Con las emociones que había abandonado hace tanto tiempo completamente restauradas, con todo lo que le había tomado tanto esfuerzo y tiempo construir, con sus amigos y compatriotas guerreros muriendo en el campo de batalla, el primer guardián entró en un frenesí iracundo. No dejó de pelear durante dos días seguidos, cazando al enemigo por su cuenta en los callejones de piedra blanca de la ciudadela en ruinas, ahora empapada de rojo. Peleó hasta que su cuerpo no lo permitió más, hasta no poder levantarse. Hasta que no había nada por lo que pelear.
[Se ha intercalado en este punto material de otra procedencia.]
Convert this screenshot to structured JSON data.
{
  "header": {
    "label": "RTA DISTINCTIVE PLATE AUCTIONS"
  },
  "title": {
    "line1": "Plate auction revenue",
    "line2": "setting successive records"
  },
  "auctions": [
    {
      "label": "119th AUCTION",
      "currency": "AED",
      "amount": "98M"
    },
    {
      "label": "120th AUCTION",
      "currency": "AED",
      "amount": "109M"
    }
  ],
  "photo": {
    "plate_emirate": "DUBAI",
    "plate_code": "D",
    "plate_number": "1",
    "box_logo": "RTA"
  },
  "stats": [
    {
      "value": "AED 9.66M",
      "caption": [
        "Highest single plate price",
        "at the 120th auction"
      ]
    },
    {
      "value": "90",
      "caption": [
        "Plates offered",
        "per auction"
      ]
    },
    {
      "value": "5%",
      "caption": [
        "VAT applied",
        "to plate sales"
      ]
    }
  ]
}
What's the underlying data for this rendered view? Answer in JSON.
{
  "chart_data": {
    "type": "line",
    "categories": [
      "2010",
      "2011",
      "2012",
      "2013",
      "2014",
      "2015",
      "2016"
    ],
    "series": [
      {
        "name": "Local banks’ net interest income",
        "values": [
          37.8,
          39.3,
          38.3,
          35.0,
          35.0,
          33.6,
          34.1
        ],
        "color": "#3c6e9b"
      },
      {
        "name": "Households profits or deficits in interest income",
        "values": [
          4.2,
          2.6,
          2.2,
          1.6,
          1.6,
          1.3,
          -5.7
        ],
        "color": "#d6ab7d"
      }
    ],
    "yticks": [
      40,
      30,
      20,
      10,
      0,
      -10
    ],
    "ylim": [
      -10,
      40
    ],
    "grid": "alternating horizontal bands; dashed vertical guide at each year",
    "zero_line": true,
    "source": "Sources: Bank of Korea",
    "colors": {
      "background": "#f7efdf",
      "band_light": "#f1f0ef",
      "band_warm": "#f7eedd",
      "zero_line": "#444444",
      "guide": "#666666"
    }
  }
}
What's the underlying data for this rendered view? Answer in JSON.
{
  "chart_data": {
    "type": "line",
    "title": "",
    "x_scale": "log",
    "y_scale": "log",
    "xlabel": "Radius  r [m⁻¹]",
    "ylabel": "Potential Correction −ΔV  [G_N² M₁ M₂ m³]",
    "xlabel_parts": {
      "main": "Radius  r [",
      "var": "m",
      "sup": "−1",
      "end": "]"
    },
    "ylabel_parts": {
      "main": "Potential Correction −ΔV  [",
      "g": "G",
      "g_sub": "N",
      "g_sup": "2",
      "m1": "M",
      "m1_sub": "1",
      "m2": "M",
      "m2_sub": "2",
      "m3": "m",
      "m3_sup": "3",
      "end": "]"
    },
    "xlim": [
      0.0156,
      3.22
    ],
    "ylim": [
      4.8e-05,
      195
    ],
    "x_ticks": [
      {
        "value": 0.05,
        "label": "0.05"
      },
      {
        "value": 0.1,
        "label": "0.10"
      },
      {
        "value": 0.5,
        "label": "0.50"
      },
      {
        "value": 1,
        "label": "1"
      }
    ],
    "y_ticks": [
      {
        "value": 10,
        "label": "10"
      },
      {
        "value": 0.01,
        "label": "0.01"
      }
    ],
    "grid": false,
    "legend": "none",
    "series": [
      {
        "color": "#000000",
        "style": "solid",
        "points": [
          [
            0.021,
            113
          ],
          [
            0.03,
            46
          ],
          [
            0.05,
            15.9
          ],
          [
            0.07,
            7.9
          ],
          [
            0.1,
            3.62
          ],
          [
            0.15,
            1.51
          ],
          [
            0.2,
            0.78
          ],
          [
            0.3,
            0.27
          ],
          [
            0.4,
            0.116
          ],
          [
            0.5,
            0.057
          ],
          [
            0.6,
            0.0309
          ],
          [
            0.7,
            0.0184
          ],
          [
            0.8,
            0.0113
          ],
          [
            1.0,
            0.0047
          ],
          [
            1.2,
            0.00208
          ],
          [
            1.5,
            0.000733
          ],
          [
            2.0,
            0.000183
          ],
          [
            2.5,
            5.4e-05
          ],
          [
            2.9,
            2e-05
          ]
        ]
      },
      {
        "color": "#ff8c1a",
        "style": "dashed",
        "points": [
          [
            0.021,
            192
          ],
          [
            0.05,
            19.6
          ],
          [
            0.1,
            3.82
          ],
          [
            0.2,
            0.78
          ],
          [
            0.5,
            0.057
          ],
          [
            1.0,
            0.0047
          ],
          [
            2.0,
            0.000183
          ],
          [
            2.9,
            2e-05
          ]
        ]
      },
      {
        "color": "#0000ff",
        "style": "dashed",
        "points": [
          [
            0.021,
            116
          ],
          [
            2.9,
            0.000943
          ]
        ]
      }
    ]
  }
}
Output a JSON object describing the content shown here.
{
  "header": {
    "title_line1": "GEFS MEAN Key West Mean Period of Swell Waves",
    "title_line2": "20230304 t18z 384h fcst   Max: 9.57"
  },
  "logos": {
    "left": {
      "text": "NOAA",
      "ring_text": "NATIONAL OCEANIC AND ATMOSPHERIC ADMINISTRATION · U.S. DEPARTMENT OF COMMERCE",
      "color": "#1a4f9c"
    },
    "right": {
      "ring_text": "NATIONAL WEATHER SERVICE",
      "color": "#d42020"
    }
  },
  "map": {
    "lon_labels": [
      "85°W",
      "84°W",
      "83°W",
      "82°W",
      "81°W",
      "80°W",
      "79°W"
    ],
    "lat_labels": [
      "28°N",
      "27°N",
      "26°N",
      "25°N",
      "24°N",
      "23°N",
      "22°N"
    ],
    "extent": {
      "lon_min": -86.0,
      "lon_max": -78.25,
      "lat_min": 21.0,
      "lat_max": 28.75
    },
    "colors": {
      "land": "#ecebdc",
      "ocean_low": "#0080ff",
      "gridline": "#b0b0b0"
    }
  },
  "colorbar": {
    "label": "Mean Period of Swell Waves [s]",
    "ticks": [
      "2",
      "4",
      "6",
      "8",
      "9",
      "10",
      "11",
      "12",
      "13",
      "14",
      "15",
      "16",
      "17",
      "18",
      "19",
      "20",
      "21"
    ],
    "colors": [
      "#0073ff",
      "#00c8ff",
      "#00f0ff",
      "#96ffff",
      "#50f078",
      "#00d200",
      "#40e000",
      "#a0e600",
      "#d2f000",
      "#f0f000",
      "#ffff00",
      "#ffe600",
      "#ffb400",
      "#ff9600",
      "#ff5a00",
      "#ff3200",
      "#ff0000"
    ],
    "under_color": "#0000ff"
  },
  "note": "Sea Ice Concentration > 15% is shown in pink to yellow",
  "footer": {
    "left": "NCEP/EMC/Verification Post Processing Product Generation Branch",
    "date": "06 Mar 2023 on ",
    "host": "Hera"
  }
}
Lo que debió haber sido un día de celebración resultó en destrucción. Cataclismo. Wyverndale había caído y nunca se volvió a levantar para ver la luz del sol. Todo lo que dejó fueron ruinas y un nombre.

En cuanto al guardián, nadie sabe qué pasó con él. Algunos creen que murió hace mucho tiempo. Pero otros dicen que todavía deambula por el mundo, un fantasma del pasado cargando el peso de su fracaso. Con la esperanza y creyendo aún que, algún día, la paz llegará a Heathmoor.